Wednesday, June 11, 2014

Buff-Crested Bustard

The buff-crested bustard is found in East Africa, from Sudan and Somalia down through Kenya to Tanzania. They lack a hind toe and thus cannot perch, so they are limited to walking on the ground and cannot roost in trees. The male, which I photographed, has a brown unmottled head with a black stripe down the front of the neck and a black chest and belly. Females, which we did not see, are more plain. They have a mottled head, lack the black neck stripe and lack the black chest and belly. It has a buff protrusion of feathers off the back of the head and neck which gives it it's name. 
Buff-crested bustard in Shaba NR, Kenya.
We saw only one, in Shaba National Reserve in northern Kenya. It was the first of several different species of bustards we saw on the trip. Before this trip, I've confused the name "bustard" with "buzzard," and have thought of them as carrion eating relatives of the vulture.
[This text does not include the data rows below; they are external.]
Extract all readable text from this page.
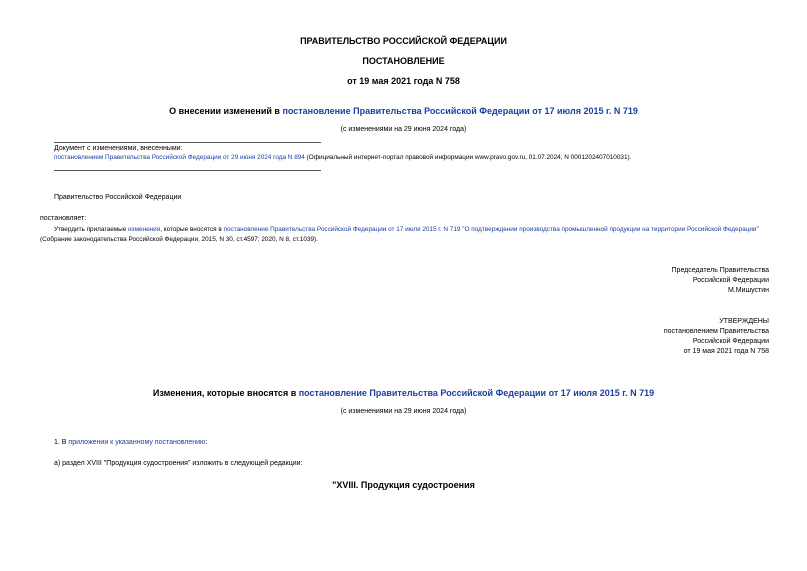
ПРАВИТЕЛЬСТВО РОССИЙСКОЙ ФЕДЕРАЦИИ
ПОСТАНОВЛЕНИЕ
от 19 мая 2021 года N 758
О внесении изменений в постановление Правительства Российской Федерации от 17 июля 2015 г. N 719
(с изменениями на 29 июня 2024 года)
Документ с изменениями, внесенными:
постановлением Правительства Российской Федерации от 29 июня 2024 года N 894 (Официальный интернет-портал правовой информации www.pravo.gov.ru, 01.07.2024, N 0001202407010031).
Правительство Российской Федерации
постановляет:
Утвердить прилагаемые изменения, которые вносятся в постановление Правительства Российской Федерации от 17 июля 2015 г. N 719 "О подтверждении производства промышленной продукции на территории Российской Федерации" (Собрание законодательства Российской Федерации, 2015, N 30, ст.4597; 2020, N 8, ст.1039).
Председатель Правительства
Российской Федерации
М.Мишустин
УТВЕРЖДЕНЫ
постановлением Правительства
Российской Федерации
от 19 мая 2021 года N 758
Изменения, которые вносятся в постановление Правительства Российской Федерации от 17 июля 2015 г. N 719
(с изменениями на 29 июня 2024 года)
1. В приложении к указанному постановлению:
а) раздел XVIII "Продукция судостроения" изложить в следующей редакции:
"XVIII. Продукция судостроения
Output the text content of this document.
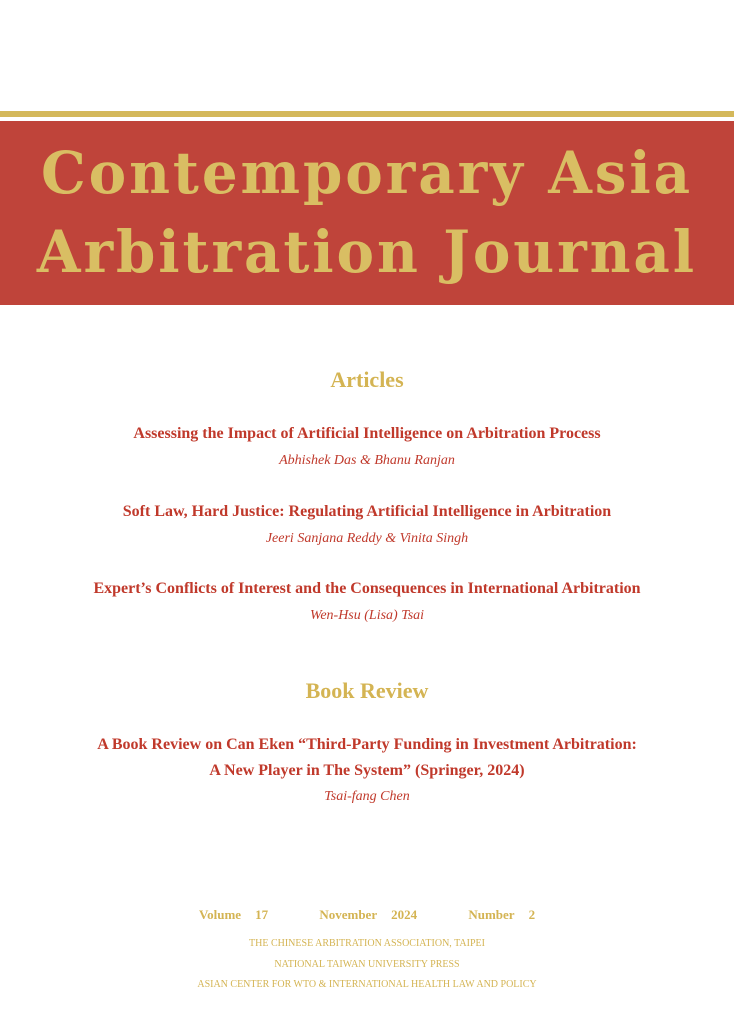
Contemporary Asia
Arbitration Journal
Articles
Assessing the Impact of Artificial Intelligence on Arbitration Process
Abhishek Das & Bhanu Ranjan
Soft Law, Hard Justice: Regulating Artificial Intelligence in Arbitration
Jeeri Sanjana Reddy & Vinita Singh
Expert’s Conflicts of Interest and the Consequences in International Arbitration
Wen-Hsu (Lisa) Tsai
Book Review
A Book Review on Can Eken “Third-Party Funding in Investment Arbitration:
A New Player in The System” (Springer, 2024)
Tsai-fang Chen
Volume 17	November 2024	Number 2
THE CHINESE ARBITRATION ASSOCIATION, TAIPEI
NATIONAL TAIWAN UNIVERSITY PRESS
ASIAN CENTER FOR WTO & INTERNATIONAL HEALTH LAW AND POLICY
They are actually omnivorous, eating lots of plants and insects as well as small animals such as lizards, snakes and rodents. 
This bustard blends in very well with its surroundings.
When we first saw this bird I made a comment that it was "a cute little bustard" which then set of an interesting and humorous discussion with our Kenyan driver about the difference between the words "bustard" and "bastard," a term he'd not heard before and really confused him. Our driver brought this confusion of terms up several more times during the remainder of out trip. 

The bustard is a solitary bird and blends in very well with the surrounding terrain. 


  1. Either way, that's a great name for a funny looking bird.

  2. Someone with a sense of humor created this bird.